3. E per questo non basta “andare bene” a scuola. “Pensare bene non è pensare il bene” ha affermato lo psicopedagogista Stefano Rossi, qualche giorno fa a uno degli incontri del Festival della Comunicazione a Camogli. E ancora: “Oggi assistiamo sempre più spesso ad adolescenti che picchiano, che sono violenti. Perché quando il cuore è pieno di sassi il corpo diventa un’arma. Prendono questi sassi e li scagliano. Altri ragazzi questa sassaiola la scagliano contro di sé, con l’anoressia o l’autolesionismo. Il problema è che manca l’educazione emotiva”. “Per avere il cuore intelligente bisogna insegnare loro a sentire. Il coraggio, l’amicizia, la giustizia, il perdono”.

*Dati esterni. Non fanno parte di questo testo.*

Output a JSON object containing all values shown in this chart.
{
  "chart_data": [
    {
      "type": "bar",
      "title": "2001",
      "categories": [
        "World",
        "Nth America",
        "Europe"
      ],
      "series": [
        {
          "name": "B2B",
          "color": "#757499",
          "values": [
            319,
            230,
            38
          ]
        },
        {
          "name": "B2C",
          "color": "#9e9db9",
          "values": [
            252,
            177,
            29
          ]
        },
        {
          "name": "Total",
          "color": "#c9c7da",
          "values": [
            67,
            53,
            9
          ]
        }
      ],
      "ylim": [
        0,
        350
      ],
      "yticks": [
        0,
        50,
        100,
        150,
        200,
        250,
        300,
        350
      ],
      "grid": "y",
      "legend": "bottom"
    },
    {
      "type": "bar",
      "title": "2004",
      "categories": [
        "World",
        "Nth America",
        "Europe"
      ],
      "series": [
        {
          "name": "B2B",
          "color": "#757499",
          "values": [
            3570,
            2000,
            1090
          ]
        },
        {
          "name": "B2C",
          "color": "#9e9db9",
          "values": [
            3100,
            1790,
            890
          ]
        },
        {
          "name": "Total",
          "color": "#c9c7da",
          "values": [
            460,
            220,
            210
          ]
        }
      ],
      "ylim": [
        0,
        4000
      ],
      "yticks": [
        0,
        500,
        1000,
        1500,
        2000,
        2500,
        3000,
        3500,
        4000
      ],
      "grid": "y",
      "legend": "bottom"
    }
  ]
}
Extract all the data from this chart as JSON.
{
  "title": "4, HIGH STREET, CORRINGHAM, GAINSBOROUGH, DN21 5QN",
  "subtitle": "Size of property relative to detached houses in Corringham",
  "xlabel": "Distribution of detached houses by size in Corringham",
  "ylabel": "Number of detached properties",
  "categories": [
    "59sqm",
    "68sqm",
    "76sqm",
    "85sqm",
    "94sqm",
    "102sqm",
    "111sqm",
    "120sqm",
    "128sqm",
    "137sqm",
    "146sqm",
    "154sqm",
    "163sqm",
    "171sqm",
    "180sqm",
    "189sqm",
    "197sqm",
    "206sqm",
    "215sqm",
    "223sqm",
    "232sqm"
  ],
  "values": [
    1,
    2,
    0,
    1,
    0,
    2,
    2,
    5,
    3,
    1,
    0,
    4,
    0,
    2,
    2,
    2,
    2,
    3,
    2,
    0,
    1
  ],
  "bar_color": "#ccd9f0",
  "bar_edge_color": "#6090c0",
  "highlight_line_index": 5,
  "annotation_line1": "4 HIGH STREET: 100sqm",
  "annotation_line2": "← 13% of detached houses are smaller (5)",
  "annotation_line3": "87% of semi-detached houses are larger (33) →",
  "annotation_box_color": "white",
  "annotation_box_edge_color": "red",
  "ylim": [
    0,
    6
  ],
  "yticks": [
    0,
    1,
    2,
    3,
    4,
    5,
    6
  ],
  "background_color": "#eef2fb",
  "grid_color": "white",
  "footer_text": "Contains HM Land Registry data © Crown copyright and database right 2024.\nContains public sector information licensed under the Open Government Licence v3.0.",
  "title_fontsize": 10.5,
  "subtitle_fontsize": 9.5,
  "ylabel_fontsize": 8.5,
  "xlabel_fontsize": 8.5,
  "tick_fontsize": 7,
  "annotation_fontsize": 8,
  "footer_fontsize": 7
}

4. Significa che famiglia e scuola devono “perdere del tempo” e dare spazio a coltivare tutto questo, anche “inventando” storie ed immagini che funzionino come volano positivo nelle menti e nei cuori dei ragazzi. Afferma ancora Rossi: “Avete perso un’ora di lezione ma avete fatto fiorire il deserto nel cuore dei vostri ragazzi. State donando loro delle immagini per orientarsi nel mondo dei sentimenti. Le metafore trasformano i sassi in parole”.
5. “se è violento va virale”: è una riflessione preziosa perché su questo si può lavorare. Come possiamo far diventare virale l’empatia o la cura reale per gli altri?
6. Dei ragazzi tredicenni che si interessano ai fatti della realtà sono già una grande notizia: in una società che non riconosce valore ai giovani (tanto da spingerli a cercare la propria realizzazione fuori dall’Italia), o che, peggio, li incolpa di insipienza e incapacità progettuale, o che si interessa di loro solo quando c’è qualche fatto grave di cronaca che li coinvolge, sapere che ci sono ragazzi che si interessano alle vicende nazionali e locali, fa ben sperare, perché cresceranno con un pensiero critico e con la capacità di farsi domande e cercare risposte e soluzioni.
7. Ma la notizia migliore è che questi stessi ragazzi scelgono come spazio privilegiato la loro classe e la scuola per parlare, anzi, per reclamare di parlare di questi argomenti. Vuol dire che stanno bene in quella classe e in quella scuola, vuol dire che si sentono sicuri e protetti in quella situazione, vuol dire che ci sono dei docenti che li hanno abituati a rendersi conto della realtà attorno a loro e a giudicarla, vuol dire che quegli stessi docenti sanno rinunciare alla loro preziosa lezione preparata e danno spazio alle esigenze di questi ragazzi, di capire, di comprendere meglio, anche soltanto di sfogarsi.

E’ questa la scuola che vogliamo: e come mi ha detto un’altra amica, sempre riferendosi al primo giorno di scuola: “Una magia che si rinnova, nonostante intorno, sopra e di lato, ci sia poca cura.
Compensiamo noi, donne e uomini innamorati della scuola”. Un augurio di un nuovo anno scolastico all’insegna della curiosità, della ricerca della bellezza, della ricostruzione di rapporti a scuola e in famiglia che siano carichi di significato. Per tutti, studentesse e studenti, docenti, genitori, personale tutto.